MLFlow Hidden Gems
A containerized image recognition application that demonstrates some core capabilities within MLFlow.
These instructions will get you a copy of the project up and running on your local machine for development and testing purposes.
Docker is used to ensure consistency across development, test, training, and production environments. The Docker image is fully self-contained, so all required frameworks and libraries will be installed as part of the image creation process.

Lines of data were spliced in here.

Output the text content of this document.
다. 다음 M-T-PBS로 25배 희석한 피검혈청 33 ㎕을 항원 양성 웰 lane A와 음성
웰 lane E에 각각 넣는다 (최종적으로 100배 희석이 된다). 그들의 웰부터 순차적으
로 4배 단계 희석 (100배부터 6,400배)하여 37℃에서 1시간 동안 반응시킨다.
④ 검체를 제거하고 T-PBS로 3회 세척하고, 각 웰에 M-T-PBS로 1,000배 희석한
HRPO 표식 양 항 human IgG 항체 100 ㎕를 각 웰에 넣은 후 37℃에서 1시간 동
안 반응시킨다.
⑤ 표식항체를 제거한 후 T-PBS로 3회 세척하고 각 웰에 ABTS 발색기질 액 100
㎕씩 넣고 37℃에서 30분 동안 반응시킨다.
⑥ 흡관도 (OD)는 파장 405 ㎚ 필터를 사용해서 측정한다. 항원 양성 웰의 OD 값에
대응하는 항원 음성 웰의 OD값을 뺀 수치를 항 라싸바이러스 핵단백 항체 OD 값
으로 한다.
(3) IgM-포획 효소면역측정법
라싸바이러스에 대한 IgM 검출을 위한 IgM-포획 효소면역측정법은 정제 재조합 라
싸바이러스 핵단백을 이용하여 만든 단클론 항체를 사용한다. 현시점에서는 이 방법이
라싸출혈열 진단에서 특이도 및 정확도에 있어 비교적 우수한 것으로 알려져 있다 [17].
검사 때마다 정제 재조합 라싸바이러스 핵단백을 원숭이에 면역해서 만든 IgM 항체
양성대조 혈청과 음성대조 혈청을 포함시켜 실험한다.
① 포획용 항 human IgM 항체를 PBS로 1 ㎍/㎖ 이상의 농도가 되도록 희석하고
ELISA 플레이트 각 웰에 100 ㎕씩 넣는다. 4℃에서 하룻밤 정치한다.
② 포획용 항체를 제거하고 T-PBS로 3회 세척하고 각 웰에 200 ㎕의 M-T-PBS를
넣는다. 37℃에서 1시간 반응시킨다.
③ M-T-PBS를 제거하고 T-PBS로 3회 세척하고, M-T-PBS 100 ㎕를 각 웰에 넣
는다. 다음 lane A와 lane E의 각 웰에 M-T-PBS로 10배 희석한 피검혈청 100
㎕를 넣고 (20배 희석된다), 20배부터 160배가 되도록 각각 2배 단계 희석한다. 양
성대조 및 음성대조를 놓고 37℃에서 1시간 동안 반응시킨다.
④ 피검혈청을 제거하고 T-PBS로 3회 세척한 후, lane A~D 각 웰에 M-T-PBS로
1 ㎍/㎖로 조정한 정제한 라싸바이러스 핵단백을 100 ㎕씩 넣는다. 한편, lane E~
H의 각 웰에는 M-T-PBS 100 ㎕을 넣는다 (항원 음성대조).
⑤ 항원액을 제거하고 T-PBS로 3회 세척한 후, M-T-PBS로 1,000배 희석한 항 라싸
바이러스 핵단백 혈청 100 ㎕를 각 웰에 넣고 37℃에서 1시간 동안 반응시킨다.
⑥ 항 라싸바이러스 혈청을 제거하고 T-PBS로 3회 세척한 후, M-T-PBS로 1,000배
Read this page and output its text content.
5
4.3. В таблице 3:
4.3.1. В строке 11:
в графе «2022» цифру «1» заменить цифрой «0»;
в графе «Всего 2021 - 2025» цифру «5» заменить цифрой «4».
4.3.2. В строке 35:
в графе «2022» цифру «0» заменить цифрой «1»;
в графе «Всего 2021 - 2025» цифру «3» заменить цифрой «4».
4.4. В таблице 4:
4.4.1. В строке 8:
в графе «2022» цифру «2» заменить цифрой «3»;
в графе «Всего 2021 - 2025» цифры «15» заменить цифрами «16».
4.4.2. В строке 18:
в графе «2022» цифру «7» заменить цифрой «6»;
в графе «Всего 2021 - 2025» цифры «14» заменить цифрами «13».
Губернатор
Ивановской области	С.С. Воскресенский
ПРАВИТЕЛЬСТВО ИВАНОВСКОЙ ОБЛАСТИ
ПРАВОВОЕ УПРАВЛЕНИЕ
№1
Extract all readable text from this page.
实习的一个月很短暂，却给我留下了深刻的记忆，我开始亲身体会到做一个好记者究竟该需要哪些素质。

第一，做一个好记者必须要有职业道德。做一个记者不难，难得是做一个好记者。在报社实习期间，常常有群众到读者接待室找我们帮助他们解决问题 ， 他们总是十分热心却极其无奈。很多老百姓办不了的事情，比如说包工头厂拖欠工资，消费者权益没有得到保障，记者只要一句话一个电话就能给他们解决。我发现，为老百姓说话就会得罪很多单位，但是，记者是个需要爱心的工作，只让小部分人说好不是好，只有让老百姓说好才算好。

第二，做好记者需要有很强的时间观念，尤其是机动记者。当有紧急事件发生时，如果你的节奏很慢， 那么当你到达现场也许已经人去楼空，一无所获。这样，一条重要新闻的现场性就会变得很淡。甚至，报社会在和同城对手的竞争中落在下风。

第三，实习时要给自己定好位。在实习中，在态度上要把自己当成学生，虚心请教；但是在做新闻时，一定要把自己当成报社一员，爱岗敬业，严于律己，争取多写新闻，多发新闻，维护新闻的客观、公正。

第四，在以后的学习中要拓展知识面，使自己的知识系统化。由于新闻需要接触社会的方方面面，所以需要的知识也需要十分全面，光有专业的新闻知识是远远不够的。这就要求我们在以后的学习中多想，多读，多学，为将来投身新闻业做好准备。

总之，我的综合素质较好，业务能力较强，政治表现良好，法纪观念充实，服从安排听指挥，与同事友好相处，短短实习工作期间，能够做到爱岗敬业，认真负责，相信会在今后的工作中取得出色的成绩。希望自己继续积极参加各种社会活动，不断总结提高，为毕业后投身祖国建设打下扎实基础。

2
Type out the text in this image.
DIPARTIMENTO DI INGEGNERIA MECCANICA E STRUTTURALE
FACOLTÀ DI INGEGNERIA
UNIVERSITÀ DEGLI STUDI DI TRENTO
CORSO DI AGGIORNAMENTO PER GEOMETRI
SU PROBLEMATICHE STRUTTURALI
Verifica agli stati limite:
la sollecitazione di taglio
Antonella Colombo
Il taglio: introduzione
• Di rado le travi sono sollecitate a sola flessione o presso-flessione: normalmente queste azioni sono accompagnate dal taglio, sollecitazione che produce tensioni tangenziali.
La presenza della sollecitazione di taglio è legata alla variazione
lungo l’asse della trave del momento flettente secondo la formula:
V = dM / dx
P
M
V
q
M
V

If this is your first time using this application, please ensure that you have installed the requirements listed above before proceeding. Also make sure that you create a .env file from the .env.example template. If you are using MacOS or Linux, you can run this command:
brew install git docker pre-commit shellcheck
On Windows you can run this commmand:
choco install git docker pre-commit shellcheck
We use pre-commit, a package manager for pre commit hooks, to run a list of hooks that checks the following criteria before allowing a user to commit their changes:
- files parse as valid Python
- commit contains files less than 100MB in size
- commit does not contain any private key
- ensures that a file is either empty, or ends with one newline
- sorts entries in requirements.txt
- trims trailing whitespace
- runs black, a Python code formatter
To ensure that pre-commit is used, run
pre-commit install
after git, docker and pre-commit are installed from the previous step above. This will ensure that pre-commit always runs the list of hooks defined in the .pre-commit-config.yaml file in the project's root directory.
To get started, start playing with some of the commands or launch the application locally.
To launch this application, you need to first create a .env file for this project. Please use the .env.example to help you build your .env file. Then, you need to build the Docker image using
bin/build.sh
and then bring up the containers for the application with
bin/up.sh
Note: To bring up a particular service, specify the service name (name given in Docker Compose). For example, to bring up just the MLFlow service and not the app, you can run:
bin/up.sh mlflow
Once you're done working with your application, you can stop all containers and remove the containers, volumes and images associated with the application by running:
bin/down.sh
Below are additional instruction on training and running tests to verify that everything is working.
To train the model, all you need to do is run this command:
bin/train.sh
(Note: Please include further instructions if GPU is required!)
Once the Docker image is built we can run the project's unit tests to verify everything is working. The below command will start a Docker container and execute all unit tests using the pytest framework.
bin/test.sh
The bin/
directory contains basic shell bin that allow us access to common commands on most
environments. We're not guaranteed much functionality on any generic machine, so keeping these
basic is important.
The most commonly used bin are:
bin/build.sh
- build docker container(s) defined inDockerfile
anddocker-compose.yml
bin/test.sh
- run unit tests defined intests/
bin/shell.sh
- instantiate a new bash terminal inside the containerbin/train.sh
- train a model
Additional bin:
bin/setup_environment.sh
- sets any build arguments or settings for all containers brought up with docker-composebin/up.sh
- bring up all containers defined indocker-compose.yml
bin/down.sh
- stops all containers defined indocker-compose.yml
and removes associated volumes, networks and images
If you want to use the shell script for a specific service listed in your Docker Compose, then you can do that by listing the name of the service after the shell script.
For example, if we wanted to specifically use the shell script to inspect the MLFlow container of an application, we can run:
bin/shell.sh mlflow
Note that this assumes that there is a service in the Docker Compose called "mlflow".
Data organization philosophy from cookiecutter data science
├── data
│ ├── external <- Data from third party sources.
│ ├── interim <- Intermediate data that has been transformed.
│ ├── processed <- The final, canonical data sets for modeling.
│ └── raw <- The original, immutable data dump.
Note: this directory will often be backed up with a blob store (e.g. S3) or a shared mounted drive (e.g. EFS).